Diğer bir konu, yaptığınız sunumda, ihracatın 96 adet gemiyle yapıldığını ifade ettiniz. Bu 96 adet geminin sahipleri kimdir? Bu gemileri işleten şirketler hangileridir? Gemilerin adları, sahiplerinin adları, hangi ülkelere kaç kilometre yaptıkları, ne kadar, hangi miktarlarda ürün taşıdıkları konusunda bilgi istiyorum.

BAŞKAN MUSTAFA SAVAŞ - Deniz mili, kilometre değil.

DENİZ YAVUZYILMAZ (Zonguldak) - Tamam yani evet.

Diğer taraftan, aynı bilgileri anlaşma yaptığınız konteyner şirketleri için de yine sizden talep ediyorum.

Evet, bir konu, yine Çin. Şimdi "Çin" deyince tüyleriniz diken diken olacak ama Amerika'yla böyle sıkı fıkı tam ilişkiler varken, işte, rahipler verilirken "Bu can bu tende olduğu sürece alamazlar, vermeyiz rahibi." deyip de sonra ne olduysa can tende ama rahip Amerika'da. Dolayısıyla Amerika'yla aranızda... Gerçi sizin bozulmaz ama neyse.

BAŞKAN MUSTAFA SAVAŞ - Konuya gelelim.

Buyurun.

DENİZ YAVUZYILMAZ (Zonguldak) - İstedikleri her şeyi verince nasıl bozulacak?

ETİ Maden İşletmelerinin 2017 yılı Sayıştay Raporu; rapor diyor ki: "Güney Amerika ülkeleri ile teşekkül arasında Çin pazarına yönelik olarak haksız rekabete neden olan farklı gümrük vergisi uygulamaları yapılmaktadır. Bunu uluslararası anlaşmalar yoluyla çözün. Çin'in Güney Amerika ülkeleriyle olan ticari anlaşmaları gereği -yani Çin de bizim bir rakibimiz, hatırlatma gereği duyuyorum- bu ülkelerden ithal edilen borik asit ürününden gümrük vergisi alınmamaktadır -Türkiye gümrük vergisi almıyor- ancak Türkiye'den ithal edilen borik asit için Çin'in aldığı gümrük vergisi oranı yüzde 5,5." Bu sorunu çözdünüz mü, bunu soruyorum; bu sorun çözüldü mü? Hangi uluslararası anlaşma çerçevesinde bu konuyu hangi tarihte, hangi noktaya getirdiniz? Bunun da yanıtını sizden istiyorum.
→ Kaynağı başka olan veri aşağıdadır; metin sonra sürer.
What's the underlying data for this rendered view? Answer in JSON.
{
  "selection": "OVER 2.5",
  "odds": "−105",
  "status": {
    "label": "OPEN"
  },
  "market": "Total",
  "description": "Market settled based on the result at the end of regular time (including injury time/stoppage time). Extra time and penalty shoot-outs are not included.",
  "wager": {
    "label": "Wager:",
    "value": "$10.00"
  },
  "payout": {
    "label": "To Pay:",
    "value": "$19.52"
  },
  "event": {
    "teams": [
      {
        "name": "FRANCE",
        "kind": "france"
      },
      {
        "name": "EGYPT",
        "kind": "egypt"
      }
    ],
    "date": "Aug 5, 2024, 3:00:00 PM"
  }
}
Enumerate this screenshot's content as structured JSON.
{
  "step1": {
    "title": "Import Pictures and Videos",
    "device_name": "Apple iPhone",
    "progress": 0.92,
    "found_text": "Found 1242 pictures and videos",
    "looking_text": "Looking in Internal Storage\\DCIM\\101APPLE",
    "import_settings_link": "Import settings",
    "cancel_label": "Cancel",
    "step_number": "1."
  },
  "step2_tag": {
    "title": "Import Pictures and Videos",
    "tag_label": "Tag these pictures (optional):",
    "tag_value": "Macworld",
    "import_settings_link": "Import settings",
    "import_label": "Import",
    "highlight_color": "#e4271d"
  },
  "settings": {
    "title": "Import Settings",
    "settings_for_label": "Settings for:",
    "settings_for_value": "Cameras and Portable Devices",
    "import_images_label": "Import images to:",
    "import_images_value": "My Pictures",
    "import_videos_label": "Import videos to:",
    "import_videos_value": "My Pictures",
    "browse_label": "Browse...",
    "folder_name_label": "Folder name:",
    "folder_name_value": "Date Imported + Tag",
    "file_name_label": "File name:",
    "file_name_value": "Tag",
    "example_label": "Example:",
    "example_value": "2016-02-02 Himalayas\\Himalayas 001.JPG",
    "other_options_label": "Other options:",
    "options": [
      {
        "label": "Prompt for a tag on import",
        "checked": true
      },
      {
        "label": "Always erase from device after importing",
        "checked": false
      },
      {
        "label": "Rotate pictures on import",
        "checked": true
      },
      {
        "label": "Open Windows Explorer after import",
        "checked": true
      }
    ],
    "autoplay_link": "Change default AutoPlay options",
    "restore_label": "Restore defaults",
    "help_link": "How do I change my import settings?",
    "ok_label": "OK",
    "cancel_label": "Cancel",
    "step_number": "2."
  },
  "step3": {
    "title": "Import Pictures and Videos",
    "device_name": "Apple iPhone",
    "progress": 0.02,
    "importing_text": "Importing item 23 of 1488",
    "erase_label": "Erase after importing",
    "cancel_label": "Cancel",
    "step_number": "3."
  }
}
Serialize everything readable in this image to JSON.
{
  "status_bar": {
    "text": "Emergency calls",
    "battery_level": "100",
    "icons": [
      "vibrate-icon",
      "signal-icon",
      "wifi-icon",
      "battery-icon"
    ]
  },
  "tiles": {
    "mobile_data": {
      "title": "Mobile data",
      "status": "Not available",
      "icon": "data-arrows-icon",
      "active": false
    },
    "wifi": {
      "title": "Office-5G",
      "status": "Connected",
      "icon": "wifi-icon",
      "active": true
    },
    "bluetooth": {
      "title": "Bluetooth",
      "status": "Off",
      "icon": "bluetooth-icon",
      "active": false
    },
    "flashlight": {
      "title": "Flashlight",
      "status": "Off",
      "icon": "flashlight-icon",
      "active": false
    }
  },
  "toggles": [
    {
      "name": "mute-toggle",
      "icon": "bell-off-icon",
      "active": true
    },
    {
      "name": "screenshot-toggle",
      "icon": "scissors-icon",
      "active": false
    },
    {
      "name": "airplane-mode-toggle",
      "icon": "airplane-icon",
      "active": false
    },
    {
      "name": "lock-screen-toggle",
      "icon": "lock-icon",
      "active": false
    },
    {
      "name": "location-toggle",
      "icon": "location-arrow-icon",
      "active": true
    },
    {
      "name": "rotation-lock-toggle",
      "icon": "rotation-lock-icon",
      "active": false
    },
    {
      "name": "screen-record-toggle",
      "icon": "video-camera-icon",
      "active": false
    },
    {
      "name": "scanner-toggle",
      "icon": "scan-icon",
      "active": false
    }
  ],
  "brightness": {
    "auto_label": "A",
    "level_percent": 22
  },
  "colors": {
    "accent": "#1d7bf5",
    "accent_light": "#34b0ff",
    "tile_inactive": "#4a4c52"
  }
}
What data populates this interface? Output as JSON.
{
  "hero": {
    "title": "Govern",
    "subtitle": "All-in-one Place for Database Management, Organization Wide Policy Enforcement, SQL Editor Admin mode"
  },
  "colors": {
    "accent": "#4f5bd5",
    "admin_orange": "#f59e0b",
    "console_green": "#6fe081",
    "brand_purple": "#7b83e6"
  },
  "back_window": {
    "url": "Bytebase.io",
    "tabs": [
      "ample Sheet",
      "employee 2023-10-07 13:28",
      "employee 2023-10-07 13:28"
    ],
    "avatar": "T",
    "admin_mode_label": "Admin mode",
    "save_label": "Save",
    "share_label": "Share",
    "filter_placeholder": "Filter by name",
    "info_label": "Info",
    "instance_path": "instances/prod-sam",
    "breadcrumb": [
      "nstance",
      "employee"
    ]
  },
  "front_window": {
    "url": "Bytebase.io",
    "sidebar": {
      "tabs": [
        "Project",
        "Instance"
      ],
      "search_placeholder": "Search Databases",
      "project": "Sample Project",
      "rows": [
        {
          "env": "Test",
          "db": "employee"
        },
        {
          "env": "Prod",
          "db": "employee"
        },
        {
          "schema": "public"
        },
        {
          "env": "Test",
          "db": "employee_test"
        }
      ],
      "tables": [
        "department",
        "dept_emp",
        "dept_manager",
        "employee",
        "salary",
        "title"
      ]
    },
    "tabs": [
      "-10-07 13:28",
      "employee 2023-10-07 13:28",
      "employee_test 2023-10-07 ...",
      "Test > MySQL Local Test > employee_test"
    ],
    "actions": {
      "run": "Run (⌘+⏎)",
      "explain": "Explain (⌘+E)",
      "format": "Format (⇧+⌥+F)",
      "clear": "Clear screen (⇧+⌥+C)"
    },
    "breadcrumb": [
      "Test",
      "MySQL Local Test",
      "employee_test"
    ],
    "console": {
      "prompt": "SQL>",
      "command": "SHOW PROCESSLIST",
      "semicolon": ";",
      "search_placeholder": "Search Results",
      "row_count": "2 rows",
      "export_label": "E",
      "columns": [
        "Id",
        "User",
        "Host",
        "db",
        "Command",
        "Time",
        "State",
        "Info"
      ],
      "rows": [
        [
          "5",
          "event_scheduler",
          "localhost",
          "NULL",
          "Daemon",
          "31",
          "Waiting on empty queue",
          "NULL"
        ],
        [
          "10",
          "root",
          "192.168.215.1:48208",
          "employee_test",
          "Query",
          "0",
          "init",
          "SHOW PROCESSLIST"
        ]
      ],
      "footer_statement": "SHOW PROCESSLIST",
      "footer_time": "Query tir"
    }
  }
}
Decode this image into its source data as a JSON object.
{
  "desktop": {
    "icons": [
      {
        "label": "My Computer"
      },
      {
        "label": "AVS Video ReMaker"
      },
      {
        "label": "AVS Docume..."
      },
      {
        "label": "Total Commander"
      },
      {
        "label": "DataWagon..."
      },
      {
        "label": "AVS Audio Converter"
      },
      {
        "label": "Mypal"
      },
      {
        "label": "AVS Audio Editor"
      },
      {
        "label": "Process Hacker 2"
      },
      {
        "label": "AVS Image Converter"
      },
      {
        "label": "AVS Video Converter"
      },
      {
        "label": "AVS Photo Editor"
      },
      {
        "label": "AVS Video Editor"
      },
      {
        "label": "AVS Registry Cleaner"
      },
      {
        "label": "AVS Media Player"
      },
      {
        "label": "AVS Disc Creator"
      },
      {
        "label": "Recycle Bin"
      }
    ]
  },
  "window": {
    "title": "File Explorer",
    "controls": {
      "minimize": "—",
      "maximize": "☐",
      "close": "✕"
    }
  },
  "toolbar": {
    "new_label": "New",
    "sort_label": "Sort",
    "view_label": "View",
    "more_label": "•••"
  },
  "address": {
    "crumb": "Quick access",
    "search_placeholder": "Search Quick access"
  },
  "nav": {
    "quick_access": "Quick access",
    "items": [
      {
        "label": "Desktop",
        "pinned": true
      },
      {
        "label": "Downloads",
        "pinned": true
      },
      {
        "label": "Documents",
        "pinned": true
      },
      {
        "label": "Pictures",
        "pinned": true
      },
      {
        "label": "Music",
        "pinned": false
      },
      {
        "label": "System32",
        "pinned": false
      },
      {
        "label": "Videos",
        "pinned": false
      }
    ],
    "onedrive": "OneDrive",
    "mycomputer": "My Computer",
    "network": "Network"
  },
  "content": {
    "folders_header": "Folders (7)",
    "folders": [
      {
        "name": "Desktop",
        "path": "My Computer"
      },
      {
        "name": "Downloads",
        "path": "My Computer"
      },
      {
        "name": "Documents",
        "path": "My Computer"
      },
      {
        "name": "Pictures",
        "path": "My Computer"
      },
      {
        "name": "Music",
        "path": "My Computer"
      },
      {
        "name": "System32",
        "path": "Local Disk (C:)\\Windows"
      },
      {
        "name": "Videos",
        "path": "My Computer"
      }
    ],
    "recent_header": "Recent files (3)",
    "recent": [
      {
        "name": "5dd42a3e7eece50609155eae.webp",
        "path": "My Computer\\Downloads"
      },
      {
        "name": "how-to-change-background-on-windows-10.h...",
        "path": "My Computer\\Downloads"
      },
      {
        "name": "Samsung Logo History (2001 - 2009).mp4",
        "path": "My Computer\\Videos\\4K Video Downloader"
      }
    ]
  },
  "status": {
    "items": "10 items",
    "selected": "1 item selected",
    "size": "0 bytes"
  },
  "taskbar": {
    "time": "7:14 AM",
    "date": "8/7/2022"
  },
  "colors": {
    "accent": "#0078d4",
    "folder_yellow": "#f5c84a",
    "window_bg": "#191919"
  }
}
Bir diğer konu, çeşitli yatırımlardan bahsettiniz, sanki böyle, geçen yıl Türkiye'de bir genel seçim yapılmış, AK PARTİ diye bir parti ilk kez iktidara gelmiş, siz de göreve gelmişsiniz ve diyorsunuz ki "İşte, şu yatırımı yapacağız, bu yatırımı yapacağız." falan. Ya, hafızam beni yanıltmıyorsa yirmi yılın üzerinde bir süredir AK PARTİ iktidar. Şimdi, bakın, ben bakıyorum, Türkiye'de bu neodyum mıknatıslarıyla ilgili, ilgili parçalar nasıl temin ediliyor biliyor musunuz? Bunların hurda cep telefonlarından bu mıknatıslar küçük küçük toplanılıyor, ancak Türkiye'deki üniversitelerde laboratuvarlarda bunlardan üretilen süper iletkenli mıknatıslar kullanılıyor; durum, vaziyet bu. Şimdi, bu neodyum mıknatısları üretebilmek adına Ferrobor üretim tesisi kurulacak; bekliyoruz, yirmi üç yıldır bekliyoruz, yirmi üç yıldır bunu bekliyoruz, hâlâ bekliyoruz. 2025 yılı Mayıs ayı diye işaret ettiniz, hâlâ daha bekliyoruz. 2025 yılı Mayıs ayında açılsa takdir, teşekkür bekleyeceksiniz ama bunca gecikmenin hesabını kim verecek? Orada kaybedilen millî servet ve toplumsal, bireysel refah ne olacak? İnsanların fakirleşmesi, depresyona girmesi, ekonomik krizin altına girmesi... Bu neodyum mıknatıslarının kullanıldığı çeşitli ürünlerin daha pahalıya satılması nedeniyle yaşadığımız toplumsal sıkıntılar ne olacak? Yirmi üç yılın sonunda da büyük büyük yazılar yazacaksınız, "Biz ferrobor üretim tesisi kurduk." diyeceksiniz, bir de alkış bekleyeceksiniz.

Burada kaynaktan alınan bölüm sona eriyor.